The authors report an almost-uniform change in investment behavior by those given such “regular feedback” on their portfolios. In particular, Buckingham’s Maurer finds it “significant” that trading activities plummeted as big-picture portfolio issues such as diversification and risk management took on increased importance with all involved in the field test.

“More than anything else, this research shows that while it might be important to bring clients lower-cost funds and a more transparent investment process,” Maurer says, “a higher fiduciary standard should also involve providing investors with more specifics about their portfolios.”

But in his 19 years as an advisor, Maurer suggests giving more specific portfolio-level analysis works best when “discussions begin at a place where a client has understanding” and “expand from there.” The ex-educator says a big red flag he sees in young FAs is that they “try to provide so much information and academic evidence” in support of strategic investment plans that “it overwhelms and confuses” the client.

He’s learned to sharpen his listening skills and to not walk into client meetings “presuming anything” that might lead to a rather “cookie-cutter” approach to portfolio reviews, Maurer adds. He tries to stay away from using pre-designed PowerPoint presentations and such to get conversations going.

“The first half of my career I tended to over-educate people,” he says. “But over time I’ve learned to give clients a little bit of information about what they’re really interested in learning, then educating them at their own pace.”

Andrew Miller

Andrew Miller, chief investment officer at Miller Financial Management in Muncie, Ind., sees much the same. His independent RIA, which manages $125 million, likes to build portfolios using ETFs focused on different market factors that his research shows can make the biggest contributions to improving investment returns over time.

The stock sleeve of a client’s portfolio might include six to eight different ETFs devoted to capturing market characteristics related to momentum driving shares higher, low valuations and capitalization sizes. Miller also talks to clients about the need to look at ETFs that invest in stocks with lower volatility traits and companies with track records of producing stable profits and relatively strong margins.

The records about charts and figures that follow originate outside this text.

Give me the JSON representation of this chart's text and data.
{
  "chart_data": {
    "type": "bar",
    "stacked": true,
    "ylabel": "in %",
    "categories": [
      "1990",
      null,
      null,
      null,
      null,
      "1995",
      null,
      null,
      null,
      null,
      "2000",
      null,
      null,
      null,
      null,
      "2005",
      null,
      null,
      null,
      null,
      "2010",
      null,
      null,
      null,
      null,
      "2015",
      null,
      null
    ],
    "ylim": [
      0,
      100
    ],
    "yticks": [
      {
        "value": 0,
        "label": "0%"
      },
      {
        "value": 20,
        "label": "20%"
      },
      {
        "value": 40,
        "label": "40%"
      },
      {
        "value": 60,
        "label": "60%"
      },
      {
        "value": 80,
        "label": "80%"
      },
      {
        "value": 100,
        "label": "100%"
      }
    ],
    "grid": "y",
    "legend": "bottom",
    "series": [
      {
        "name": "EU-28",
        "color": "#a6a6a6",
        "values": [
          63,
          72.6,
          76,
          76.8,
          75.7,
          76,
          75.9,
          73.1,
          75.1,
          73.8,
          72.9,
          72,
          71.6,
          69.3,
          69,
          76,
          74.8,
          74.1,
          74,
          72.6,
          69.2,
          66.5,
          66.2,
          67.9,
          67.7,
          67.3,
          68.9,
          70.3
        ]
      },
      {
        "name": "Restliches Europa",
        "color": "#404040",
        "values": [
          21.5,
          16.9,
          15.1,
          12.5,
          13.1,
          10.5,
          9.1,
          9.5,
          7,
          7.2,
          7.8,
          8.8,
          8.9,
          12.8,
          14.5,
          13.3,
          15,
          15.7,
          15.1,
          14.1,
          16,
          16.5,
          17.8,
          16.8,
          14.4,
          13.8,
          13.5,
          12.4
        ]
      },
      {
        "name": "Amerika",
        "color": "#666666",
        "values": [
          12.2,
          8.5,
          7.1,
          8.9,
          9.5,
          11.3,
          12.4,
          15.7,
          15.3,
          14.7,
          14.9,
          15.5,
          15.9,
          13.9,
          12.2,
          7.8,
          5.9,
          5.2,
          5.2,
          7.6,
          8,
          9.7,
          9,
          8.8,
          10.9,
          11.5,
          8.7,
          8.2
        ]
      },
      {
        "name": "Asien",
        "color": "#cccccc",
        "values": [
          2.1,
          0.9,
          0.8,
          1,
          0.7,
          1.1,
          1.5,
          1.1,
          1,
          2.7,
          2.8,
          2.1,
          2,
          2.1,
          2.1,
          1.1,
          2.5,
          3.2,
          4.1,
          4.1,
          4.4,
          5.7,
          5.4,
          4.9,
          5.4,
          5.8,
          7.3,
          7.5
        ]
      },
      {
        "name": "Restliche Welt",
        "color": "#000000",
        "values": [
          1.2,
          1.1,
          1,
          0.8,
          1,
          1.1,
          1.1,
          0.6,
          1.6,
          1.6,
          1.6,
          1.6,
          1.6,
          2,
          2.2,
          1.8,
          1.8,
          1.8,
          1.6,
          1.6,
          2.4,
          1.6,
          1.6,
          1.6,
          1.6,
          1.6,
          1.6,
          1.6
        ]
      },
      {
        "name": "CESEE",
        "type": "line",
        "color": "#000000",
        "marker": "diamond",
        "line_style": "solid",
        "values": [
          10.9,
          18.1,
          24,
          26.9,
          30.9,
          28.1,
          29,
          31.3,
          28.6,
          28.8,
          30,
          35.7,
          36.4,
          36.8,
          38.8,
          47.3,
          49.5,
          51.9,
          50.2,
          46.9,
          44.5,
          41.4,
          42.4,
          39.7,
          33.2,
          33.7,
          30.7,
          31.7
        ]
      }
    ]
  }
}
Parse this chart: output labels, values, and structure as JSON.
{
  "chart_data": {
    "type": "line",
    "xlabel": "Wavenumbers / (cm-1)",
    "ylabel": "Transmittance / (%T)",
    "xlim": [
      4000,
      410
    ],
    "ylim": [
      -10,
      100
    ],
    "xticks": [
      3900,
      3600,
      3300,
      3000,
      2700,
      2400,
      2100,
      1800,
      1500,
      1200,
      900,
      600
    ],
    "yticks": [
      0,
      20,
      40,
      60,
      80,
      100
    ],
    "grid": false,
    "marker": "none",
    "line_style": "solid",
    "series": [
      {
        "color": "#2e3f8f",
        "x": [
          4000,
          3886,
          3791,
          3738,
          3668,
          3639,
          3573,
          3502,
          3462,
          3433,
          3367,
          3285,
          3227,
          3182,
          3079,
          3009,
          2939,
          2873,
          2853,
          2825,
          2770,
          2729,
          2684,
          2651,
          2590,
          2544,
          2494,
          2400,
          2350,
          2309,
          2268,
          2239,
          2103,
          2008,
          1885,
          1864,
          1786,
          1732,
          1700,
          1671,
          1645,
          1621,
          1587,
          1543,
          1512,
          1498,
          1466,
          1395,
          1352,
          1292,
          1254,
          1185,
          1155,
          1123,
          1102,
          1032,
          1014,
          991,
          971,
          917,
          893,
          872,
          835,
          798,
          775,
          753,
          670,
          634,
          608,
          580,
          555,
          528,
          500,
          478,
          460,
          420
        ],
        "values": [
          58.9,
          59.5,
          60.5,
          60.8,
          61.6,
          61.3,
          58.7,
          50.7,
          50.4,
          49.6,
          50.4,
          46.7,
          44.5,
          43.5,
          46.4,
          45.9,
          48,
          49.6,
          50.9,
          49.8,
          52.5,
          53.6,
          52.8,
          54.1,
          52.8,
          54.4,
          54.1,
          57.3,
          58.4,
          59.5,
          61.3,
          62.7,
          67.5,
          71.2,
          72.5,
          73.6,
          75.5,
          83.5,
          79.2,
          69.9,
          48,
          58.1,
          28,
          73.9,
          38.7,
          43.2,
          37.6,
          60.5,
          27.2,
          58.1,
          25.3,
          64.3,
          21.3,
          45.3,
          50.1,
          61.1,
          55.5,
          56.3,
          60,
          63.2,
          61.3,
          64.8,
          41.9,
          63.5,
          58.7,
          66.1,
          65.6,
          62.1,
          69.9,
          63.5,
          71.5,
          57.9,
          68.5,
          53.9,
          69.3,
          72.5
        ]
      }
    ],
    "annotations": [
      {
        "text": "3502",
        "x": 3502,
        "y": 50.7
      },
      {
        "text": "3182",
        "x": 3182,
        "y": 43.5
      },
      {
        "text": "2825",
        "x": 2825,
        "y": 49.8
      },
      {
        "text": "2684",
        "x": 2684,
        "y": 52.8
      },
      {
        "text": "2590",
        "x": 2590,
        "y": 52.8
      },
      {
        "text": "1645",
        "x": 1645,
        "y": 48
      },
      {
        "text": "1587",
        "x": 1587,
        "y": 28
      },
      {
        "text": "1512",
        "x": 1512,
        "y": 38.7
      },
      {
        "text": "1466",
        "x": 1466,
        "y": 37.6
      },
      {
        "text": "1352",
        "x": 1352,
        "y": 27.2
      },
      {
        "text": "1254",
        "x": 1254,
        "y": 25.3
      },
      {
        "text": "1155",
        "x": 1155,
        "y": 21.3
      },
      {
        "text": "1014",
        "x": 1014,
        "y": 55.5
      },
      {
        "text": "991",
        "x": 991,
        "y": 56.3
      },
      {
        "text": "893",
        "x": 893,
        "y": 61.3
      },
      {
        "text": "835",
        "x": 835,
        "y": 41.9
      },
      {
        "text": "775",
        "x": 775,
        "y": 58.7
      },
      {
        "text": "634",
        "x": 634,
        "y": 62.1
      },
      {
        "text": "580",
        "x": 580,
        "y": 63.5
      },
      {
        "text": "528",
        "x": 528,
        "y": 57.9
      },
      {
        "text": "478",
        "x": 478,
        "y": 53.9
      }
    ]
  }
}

“Factor-based investing doesn’t eliminate poor investment behavior,” Miller says, “but it certainly makes our job of showing clients why they need to remain invested over full market cycles much more straightforward.”

William Sweet, an advisor at Ritholtz Wealth Management in New York, says he generally avoids jargon like “beta” and “alpha” when first striking up conversations.

At the same time, Sweet admits to judging his ability to develop deeper relationships in part on how well he sees people using and understanding more sophisticated portfolio concepts.

His firm, which manages about $440 million, has been a vocal advocate of so-called “evidence-based” investment practices – a process where advisors combine academic research and in-depth portfolio analysis to create a more “complete” understanding of what’s driving performance, from a market as well as a behavioral management perspective.

“Other than putting our clients’ interests first, education is probably the most important thing we do,” Sweet says. “The more evidence we can give them about what’s really affecting their portfolios over the shorter term, the more likely it is they’ll stick it out over the longer run.”